Hier verfolgte der Vorstand einen relativ strengen Ansatz bei der Beurteilung dessen, was als Auswahl gilt. In der Beschreibung wurden verschiedene Definitionen von „stereomerenrein“ angegeben, wobei die einzige Definition, die direkt den e.e.s entspricht, als konvergente Liste von den breitesten (60 % e.e.) bis zu den bevorzugteren (höheren) e.e.s dargestellt wurde. In der Regel betrachtet das EPA die Einführung der breitesten Option einer konvergenten Liste aus der Beschreibung nicht als eine Auswahl, da ihr Umfang derselbe ist wie die gesamte Liste, die mit den bevorzugteren Optionen als optionale Merkmale verwendet werden. Angesichts der Vielzahl von Definitionen und des Fehlens einer erklärten Präferenz betrachtete der Ausschuss jedoch 60 % e.e. als eine Auswahl.

Mit diesem Ansatz umging das Board ein heikles Problem der Klarheit aus erster Instanz: Das OD hatte in einem Anspruch einen Widerspruch zwischen dem Begriff „stereomerenrein“ und relativ niedrigen enantiomeren Reinheiten wie 60 % e.e. gesehen, während es sich damit zufrieden gab, dass höhere e.e.s damit vereinbar waren. Wo diese Grenze gezogen werden sollte, dürfte schwer zu entscheiden sein.

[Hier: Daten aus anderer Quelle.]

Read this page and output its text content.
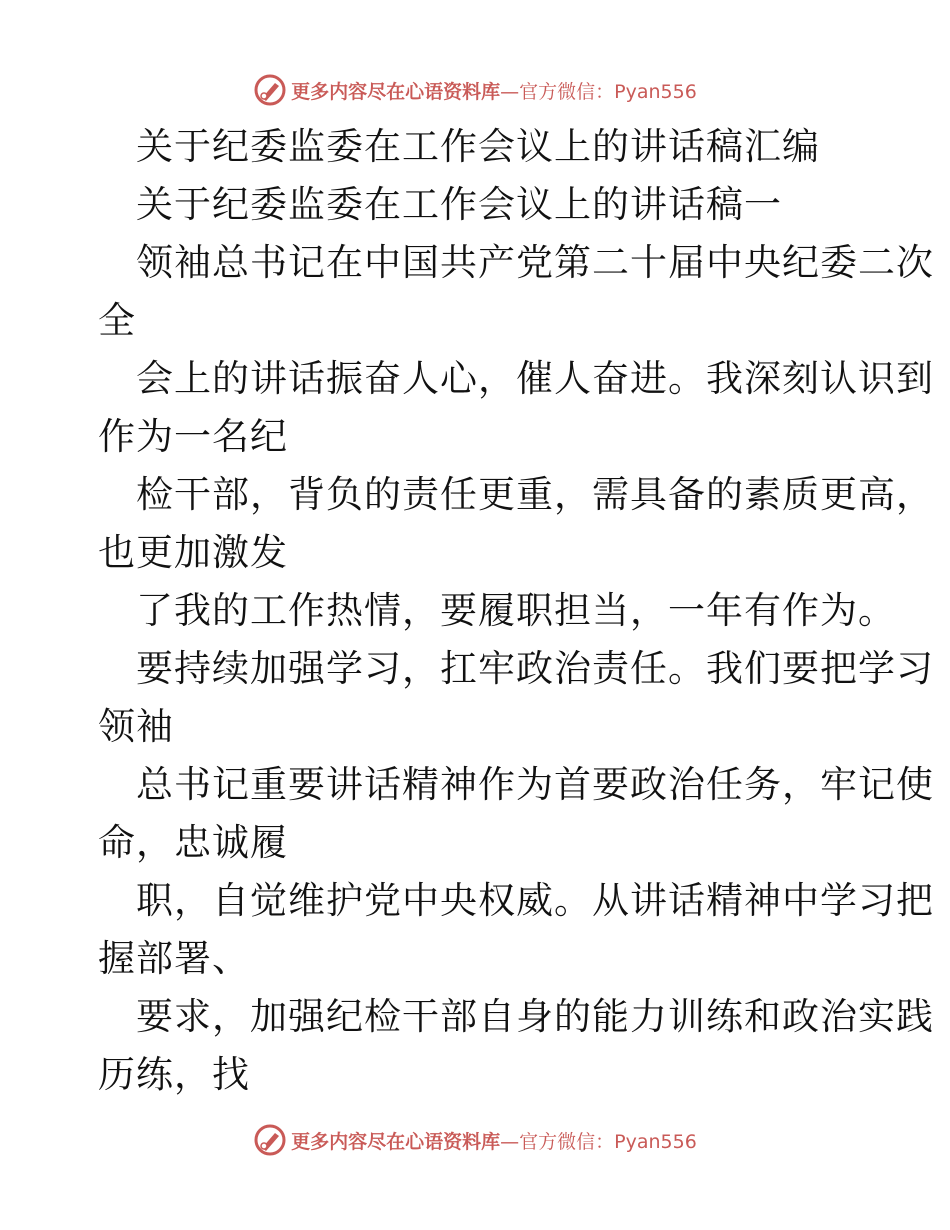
更多内容尽在心语资料库 —官方微信：Pyan556
关于纪委监委在工作会议上的讲话稿汇编
关于纪委监委在工作会议上的讲话稿一
领袖总书记在中国共产党第二十届中央纪委二次
全
会上的讲话振奋人心，催人奋进。我深刻认识到
作为一名纪
检干部，背负的责任更重，需具备的素质更高，
也更加激发
了我的工作热情，要履职担当，一年有作为。
要持续加强学习，扛牢政治责任。我们要把学习
领袖
总书记重要讲话精神作为首要政治任务，牢记使
命，忠诚履
职，自觉维护党中央权威。从讲话精神中学习把
握部署、
要求，加强纪检干部自身的能力训练和政治实践
历练，找
更多内容尽在心语资料库 —官方微信：Pyan556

Schlussfolgerungen und praktische Hinweise

Obwohl diese Entscheidung einen nützlichen Präzedenzfall für die Verfolgung von Ansprüchen auf eine zweite medizinische Verwendung darstellt, die auf neue Verabreichungswege eines bekannten Arzneimittels abzielen, deutet sie auch darauf hin, dass es schwierig sein könnte, solche Ansprüche zu gewähren, es sei denn, es gab eine bekannte Voreingenommenheit/signifikante Hindernisse im Stand der Technik, das Arzneimittel über den beanspruchten Weg zu verabreichen. Die Entscheidung hebt hervor, dass es bei der Ausarbeitung europäischer Anmeldungen zu Dosierungsschemata ratsam sein kann, den Gegenstand sowohl mit als auch ohne Bezugnahme auf die Krankheit zu definieren, um größtmögliche Flexibilität und potenziell den breitesten Schutzumfang zu gewährleisten.


Bei Fragen zu diesem Thema wenden Sie sich bitte an die Autoren Nick Howe oder Robert Scanes.